No Such Thing As Normal Sex
I witnessed a small revelation yesterday. Sir Stern and I meet sporadically for caffeine and conversations about love and life and the women he’s being intimate with.
He’s something of a dominant when it comes to sex, but he’ll describe himself as being to the ‘left of vanilla’ and ‘really quite normal’.
But he dropped an interesting penny: He’s never met a woman that hasn’t enjoyed a bit of ‘something else’ … a bit of rough or teasing, some bondage of sorts, a blindfold perhaps or a taboo fantasy. ‘It’s as if the idea of “vanilla”, or “normal” sex,’ he said, ‘is as outdated as the idea that the only sex is missionary position.’
After all, what is ‘normal’? Sex once a week in missionary? That’s just unimaginative and boring. Not normal.
Where does ‘normal’ begin and where does it end? Years ago anything other than missionary was akin to heresy, oral sex anathema and BDSM something freaks did.
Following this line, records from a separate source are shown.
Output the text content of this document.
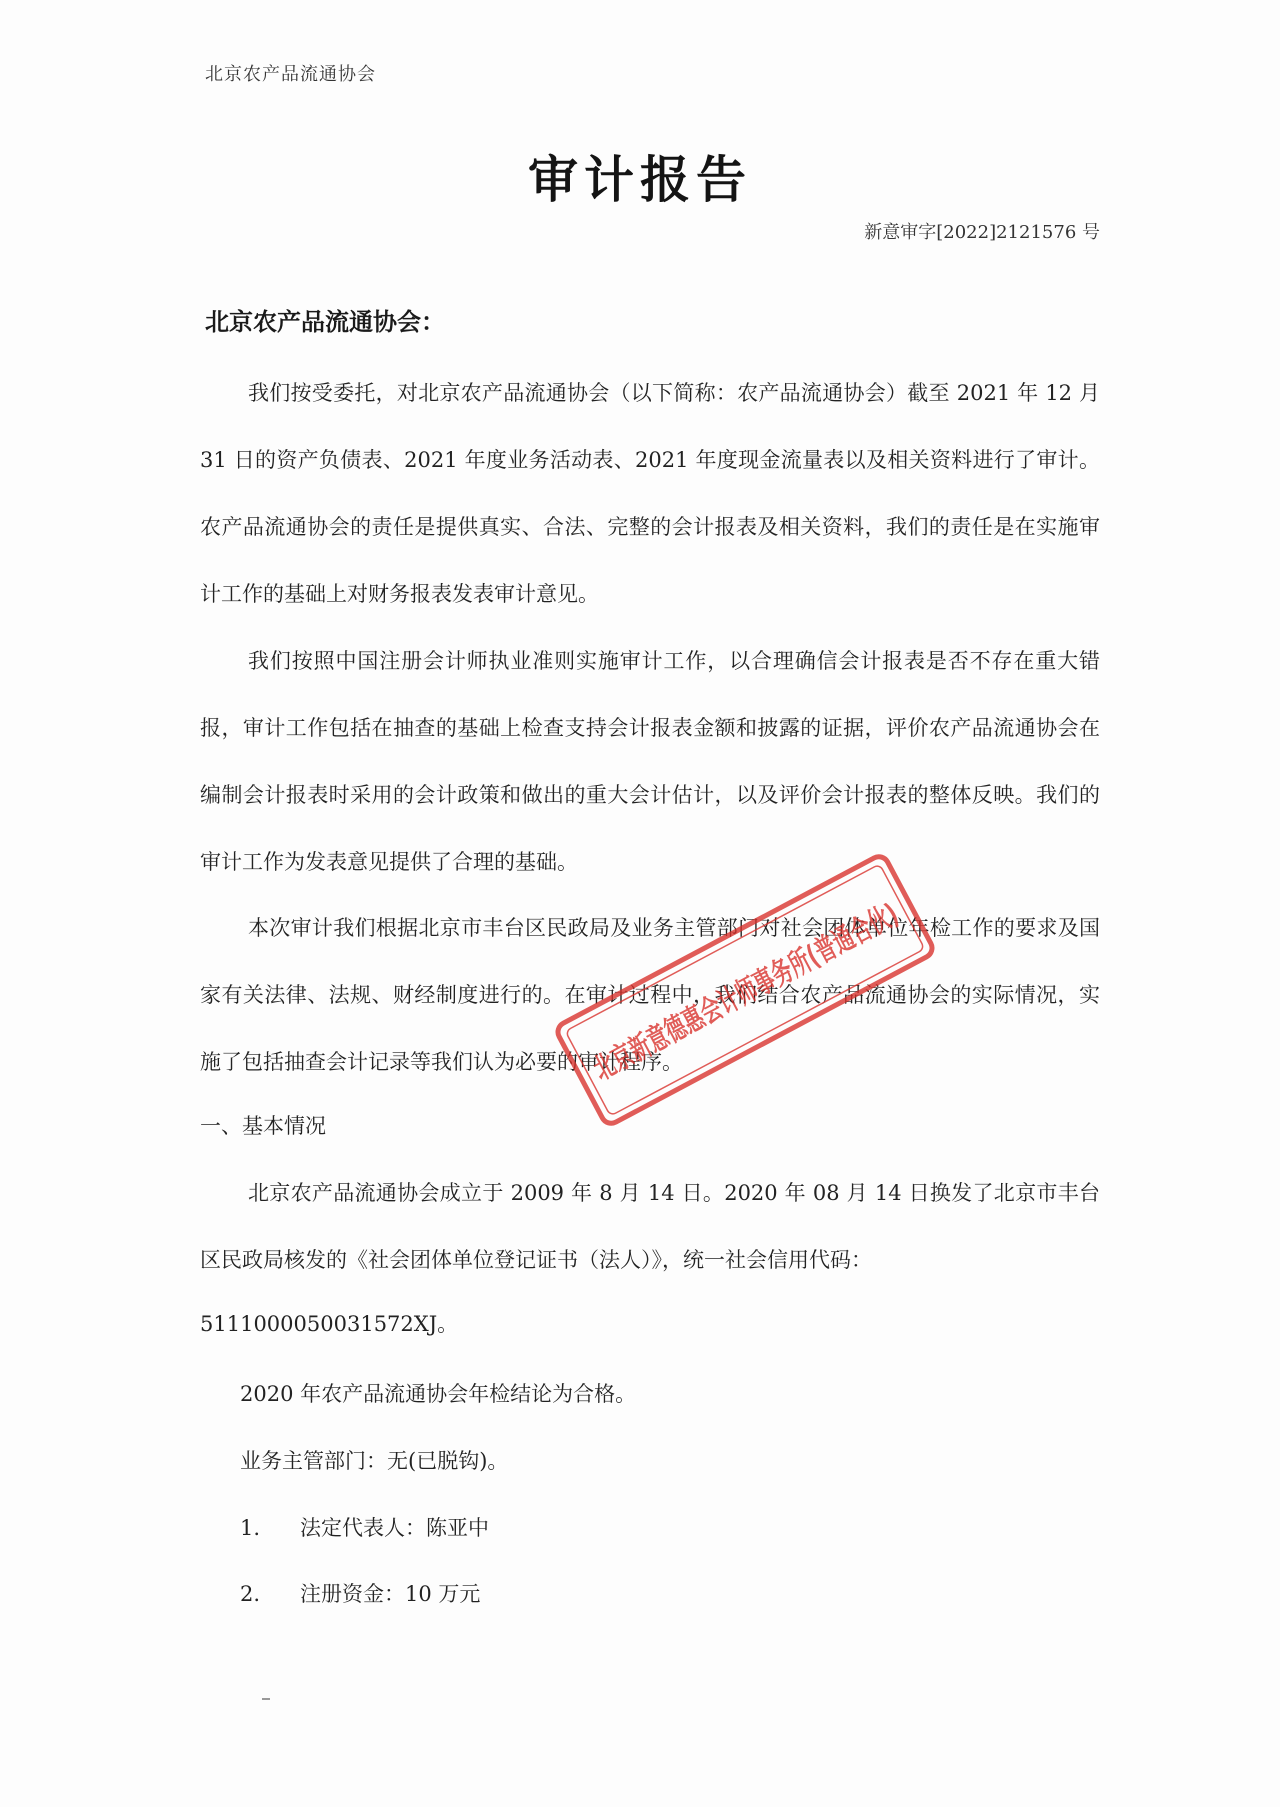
北京农产品流通协会
审计报告
新意审字[2022]2121576 号
北京农产品流通协会：
我们按受委托，对北京农产品流通协会（以下简称：农产品流通协会）截至 2021 年 12 月 31 日的资产负债表、2021 年度业务活动表、2021 年度现金流量表以及相关资料进行了审计。农产品流通协会的责任是提供真实、合法、完整的会计报表及相关资料，我们的责任是在实施审计工作的基础上对财务报表发表审计意见。
我们按照中国注册会计师执业准则实施审计工作，以合理确信会计报表是否不存在重大错报，审计工作包括在抽查的基础上检查支持会计报表金额和披露的证据，评价农产品流通协会在编制会计报表时采用的会计政策和做出的重大会计估计，以及评价会计报表的整体反映。我们的审计工作为发表意见提供了合理的基础。
本次审计我们根据北京市丰台区民政局及业务主管部门对社会团体单位年检工作的要求及国家有关法律、法规、财经制度进行的。在审计过程中，我们结合农产品流通协会的实际情况，实施了包括抽查会计记录等我们认为必要的审计程序。
一、基本情况
北京农产品流通协会成立于 2009 年 8 月 14 日。2020 年 08 月 14 日换发了北京市丰台区民政局核发的《社会团体单位登记证书（法人）》，统一社会信用代码：
5111000050031572XJ。
2020 年农产品流通协会年检结论为合格。
业务主管部门：无(已脱钩)。
1. 法定代表人：陈亚中
2. 注册资金：10 万元
北京新意德惠会计师事务所(普通合伙)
Sir Stern believes that the women he’s bedding are naturally kinky and saucy – that everyone is – and that the fact that he’s open to it is what allows them to be comfy enough to express themselves and their sexual needs better than they feel able to with their more shy partners.
So the difference in ‘vanilla’ and ‘kinky’ sex lies simply in being able to say what you want. And if Sir Stern is to be believed, everyone wants a little kinky business – and THAT’S the normal of it.
And I’m inclined to agree.
‘Normal’ is a sliding scale marked by degrees of comparison. A recent lover struggled with the idea that I had Tantric swami who practiced yoni massage on me. ‘I’m just a normal guy,’ he wailed, flustered by the idea. ‘I’m just a NORMAL guy that likes NORMAL sex stuff! This is all just too weird!’
Turns out, ‘normal’ for him involved a whole lot of bound and blindfolded kinky play with sharp objects and wax.
From the moment we start experimenting sexually and testing the limits of our bodies’ capacity for sensation and our brain’s capacity for eroticism, we inch towards and, hopefully through, a range of experiences.
Or, at least, we could if we weren’t so hung up on being ‘normal’.
In my experience, when people freak out about some crazy kink they think they have, they want to be assured that they’re ‘normal’.
And that’s where Rule 34 comes into play – if you’ve thought about it, someone has made porn about it. Simply Google your ‘thing’ and you’ll find forums, communities and image galleries dedicated to it. I Googled ‘snot fetish’ and sure enough… (DO NOT DO THAT)
I reckon many people stop themselves experimenting because they’re too scared to venture off to far from ‘normal’ and worry they’ll find themselves deep in something ‘extreme’ later – as if it’s an obvious hop skip and a jump from asking for dirty talk or a hair pull to finding yourself in a red corset, strung from the ceiling, ball-gagged and flogged.
But then, maybe that would be your kinda normal then and how bad is that?